Another response I have received, albeit more reasonable, is still unimpressive. A group of Christians I posited this argument to deliberated over it, and responded with the same premise, God can never be wrong. But taking a more liberal stance, they admitted that since human hands wrote and assembled the Bible, then it wasn’t out of the realm of possibility that the mentioned discrepancies are simply human error. There rationalization, was, however, that God’s message is still perfect—as long as you have the Holy Spirit to speak the Truth to you. Without that, you are left in the dark. No amount of reason or logic will save you. Which is a rather stupid way of getting around the problem.

God cannot possibly be wrong, so the Bible is wrong because of apparent human error, but the Bible’s message is never wrong. How, do they suppose, the Bible can be wrong but its message never wrong?

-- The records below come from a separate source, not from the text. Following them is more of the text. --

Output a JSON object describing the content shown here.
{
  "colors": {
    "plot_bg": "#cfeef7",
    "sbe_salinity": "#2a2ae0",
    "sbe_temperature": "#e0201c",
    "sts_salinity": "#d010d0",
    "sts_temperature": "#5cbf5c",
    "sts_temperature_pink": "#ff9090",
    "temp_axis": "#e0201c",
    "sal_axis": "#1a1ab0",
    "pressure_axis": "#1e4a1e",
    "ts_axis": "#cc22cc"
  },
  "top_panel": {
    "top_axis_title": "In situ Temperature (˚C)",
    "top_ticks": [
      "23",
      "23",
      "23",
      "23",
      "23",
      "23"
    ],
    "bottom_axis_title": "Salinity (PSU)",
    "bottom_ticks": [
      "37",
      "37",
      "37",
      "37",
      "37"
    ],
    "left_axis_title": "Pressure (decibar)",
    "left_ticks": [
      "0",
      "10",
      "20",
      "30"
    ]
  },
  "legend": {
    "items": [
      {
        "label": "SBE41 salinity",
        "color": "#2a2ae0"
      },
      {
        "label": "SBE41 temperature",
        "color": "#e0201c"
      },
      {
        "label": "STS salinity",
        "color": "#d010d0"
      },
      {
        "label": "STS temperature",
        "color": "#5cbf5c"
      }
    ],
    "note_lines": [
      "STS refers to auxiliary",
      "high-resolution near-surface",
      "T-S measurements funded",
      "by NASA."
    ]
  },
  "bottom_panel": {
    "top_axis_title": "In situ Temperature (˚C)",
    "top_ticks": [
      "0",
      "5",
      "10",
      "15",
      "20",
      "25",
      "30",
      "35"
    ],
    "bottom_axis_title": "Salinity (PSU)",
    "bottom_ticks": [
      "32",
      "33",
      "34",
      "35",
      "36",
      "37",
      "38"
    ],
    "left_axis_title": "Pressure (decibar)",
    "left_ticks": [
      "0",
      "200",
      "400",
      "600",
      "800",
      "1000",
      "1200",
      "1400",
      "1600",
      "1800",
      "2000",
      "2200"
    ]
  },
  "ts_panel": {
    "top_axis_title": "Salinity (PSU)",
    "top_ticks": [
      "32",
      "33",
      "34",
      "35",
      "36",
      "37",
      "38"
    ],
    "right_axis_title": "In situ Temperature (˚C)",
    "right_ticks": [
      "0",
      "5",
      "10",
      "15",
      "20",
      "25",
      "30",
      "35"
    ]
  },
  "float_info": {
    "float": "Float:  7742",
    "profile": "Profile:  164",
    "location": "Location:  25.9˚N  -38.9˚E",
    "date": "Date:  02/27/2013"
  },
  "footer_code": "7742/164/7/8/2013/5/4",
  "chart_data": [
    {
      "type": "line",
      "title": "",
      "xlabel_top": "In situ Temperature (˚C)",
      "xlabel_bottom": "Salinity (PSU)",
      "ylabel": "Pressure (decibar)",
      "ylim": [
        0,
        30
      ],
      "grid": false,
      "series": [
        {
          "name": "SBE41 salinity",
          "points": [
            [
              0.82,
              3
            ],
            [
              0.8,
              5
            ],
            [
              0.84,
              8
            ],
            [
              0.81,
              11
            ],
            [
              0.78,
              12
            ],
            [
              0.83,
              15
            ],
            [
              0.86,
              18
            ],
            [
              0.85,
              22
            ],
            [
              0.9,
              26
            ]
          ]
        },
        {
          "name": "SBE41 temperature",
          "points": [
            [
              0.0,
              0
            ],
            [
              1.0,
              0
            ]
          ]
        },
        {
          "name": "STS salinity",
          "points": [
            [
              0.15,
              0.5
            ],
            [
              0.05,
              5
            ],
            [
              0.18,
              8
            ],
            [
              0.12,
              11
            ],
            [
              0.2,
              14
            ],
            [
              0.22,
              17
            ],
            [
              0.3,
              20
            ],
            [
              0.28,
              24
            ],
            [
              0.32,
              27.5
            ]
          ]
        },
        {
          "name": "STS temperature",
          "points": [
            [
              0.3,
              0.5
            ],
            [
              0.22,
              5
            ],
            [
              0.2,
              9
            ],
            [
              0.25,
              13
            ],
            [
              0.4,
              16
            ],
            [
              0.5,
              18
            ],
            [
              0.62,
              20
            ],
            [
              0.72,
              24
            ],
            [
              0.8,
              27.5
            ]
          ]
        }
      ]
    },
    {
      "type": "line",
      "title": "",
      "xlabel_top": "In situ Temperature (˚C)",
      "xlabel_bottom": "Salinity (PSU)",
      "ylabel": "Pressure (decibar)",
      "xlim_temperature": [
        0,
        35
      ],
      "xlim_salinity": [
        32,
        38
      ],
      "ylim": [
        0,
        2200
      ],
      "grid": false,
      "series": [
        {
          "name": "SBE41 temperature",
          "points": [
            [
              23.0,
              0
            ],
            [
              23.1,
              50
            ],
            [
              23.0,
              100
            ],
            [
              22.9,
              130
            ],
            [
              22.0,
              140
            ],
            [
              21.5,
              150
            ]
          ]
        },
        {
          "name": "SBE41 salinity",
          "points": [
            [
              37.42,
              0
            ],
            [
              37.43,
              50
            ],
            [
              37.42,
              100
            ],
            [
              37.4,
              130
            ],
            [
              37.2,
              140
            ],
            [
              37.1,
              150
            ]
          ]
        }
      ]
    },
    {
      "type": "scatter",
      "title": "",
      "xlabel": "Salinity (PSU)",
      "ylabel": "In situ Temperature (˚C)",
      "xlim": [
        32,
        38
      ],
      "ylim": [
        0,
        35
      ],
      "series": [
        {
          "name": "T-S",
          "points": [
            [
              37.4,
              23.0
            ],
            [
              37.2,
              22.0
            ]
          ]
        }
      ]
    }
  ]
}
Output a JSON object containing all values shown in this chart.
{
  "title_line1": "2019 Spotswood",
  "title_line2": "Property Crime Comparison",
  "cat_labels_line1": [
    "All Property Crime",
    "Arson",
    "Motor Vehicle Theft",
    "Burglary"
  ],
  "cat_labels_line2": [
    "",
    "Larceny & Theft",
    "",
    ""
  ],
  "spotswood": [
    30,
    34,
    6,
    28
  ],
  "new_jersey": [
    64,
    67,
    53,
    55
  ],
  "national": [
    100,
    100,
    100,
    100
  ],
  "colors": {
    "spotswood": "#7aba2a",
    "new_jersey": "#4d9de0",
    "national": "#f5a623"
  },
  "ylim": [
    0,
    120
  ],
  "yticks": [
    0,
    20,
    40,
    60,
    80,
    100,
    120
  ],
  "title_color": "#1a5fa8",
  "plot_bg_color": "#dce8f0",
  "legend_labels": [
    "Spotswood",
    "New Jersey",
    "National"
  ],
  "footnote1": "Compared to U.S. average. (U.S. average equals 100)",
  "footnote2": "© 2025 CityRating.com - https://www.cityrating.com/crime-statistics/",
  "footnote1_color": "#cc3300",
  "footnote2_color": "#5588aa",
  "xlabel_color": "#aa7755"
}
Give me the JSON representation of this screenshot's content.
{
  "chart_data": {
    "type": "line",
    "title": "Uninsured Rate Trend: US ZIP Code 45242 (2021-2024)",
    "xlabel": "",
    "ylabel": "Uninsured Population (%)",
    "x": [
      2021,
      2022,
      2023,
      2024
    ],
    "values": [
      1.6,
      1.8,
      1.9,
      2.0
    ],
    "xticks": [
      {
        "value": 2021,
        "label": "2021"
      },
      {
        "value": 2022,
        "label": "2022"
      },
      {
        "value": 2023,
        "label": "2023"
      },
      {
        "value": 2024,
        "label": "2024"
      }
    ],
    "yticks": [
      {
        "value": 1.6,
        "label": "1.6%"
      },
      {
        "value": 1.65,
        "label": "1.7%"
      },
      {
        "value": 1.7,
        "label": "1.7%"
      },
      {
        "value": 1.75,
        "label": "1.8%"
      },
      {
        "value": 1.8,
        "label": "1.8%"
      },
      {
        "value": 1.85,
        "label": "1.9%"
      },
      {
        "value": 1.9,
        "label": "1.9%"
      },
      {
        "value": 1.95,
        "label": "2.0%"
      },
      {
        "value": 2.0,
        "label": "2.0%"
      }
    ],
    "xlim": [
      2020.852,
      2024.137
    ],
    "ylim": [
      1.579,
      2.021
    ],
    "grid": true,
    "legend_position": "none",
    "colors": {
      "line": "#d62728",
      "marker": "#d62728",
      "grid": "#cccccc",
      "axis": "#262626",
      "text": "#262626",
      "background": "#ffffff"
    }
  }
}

If you haven’t been able to come up with an answer which makes sense from the time it took you to read the previous sentence to the time it takes you to finish this one, then chances are, it’s just a bad rationalization. The truth of the matter is much simpler, the Bible is wrong, because it is provably wrong, therefore its underlying message, whatever it may be, is prone to being equally as wrong. As Foote reminds us, “This is an age of weak conviction and strong pretence. Christianity is perishing of intellectual atrophy. Its scriptures and its dogmas are falling into more and more discredit.”

Even so, Christians love to throw Bible verses around. And whenever the atheist proves she knows the Bible just as good as, if not better than, the theist, the theist tends to become agitated and then immediately set about trying to out quote the atheist--as if that will prove they know the Bible so much better. Instead considering what the other side is trying to say, or pause to consider that he might be wrong, the theist retreats even further into the depths of a faulty text and uses it to buttress an entirely flawed faith. When you show their proofs to be fallacious--they retreat even further--until they can claim they know because they know--and so nothing you say will ever convince them otherwise.

Like Foote observed, however, such behavior of the theist only proves it is the age of shallow convictions and strong pretense.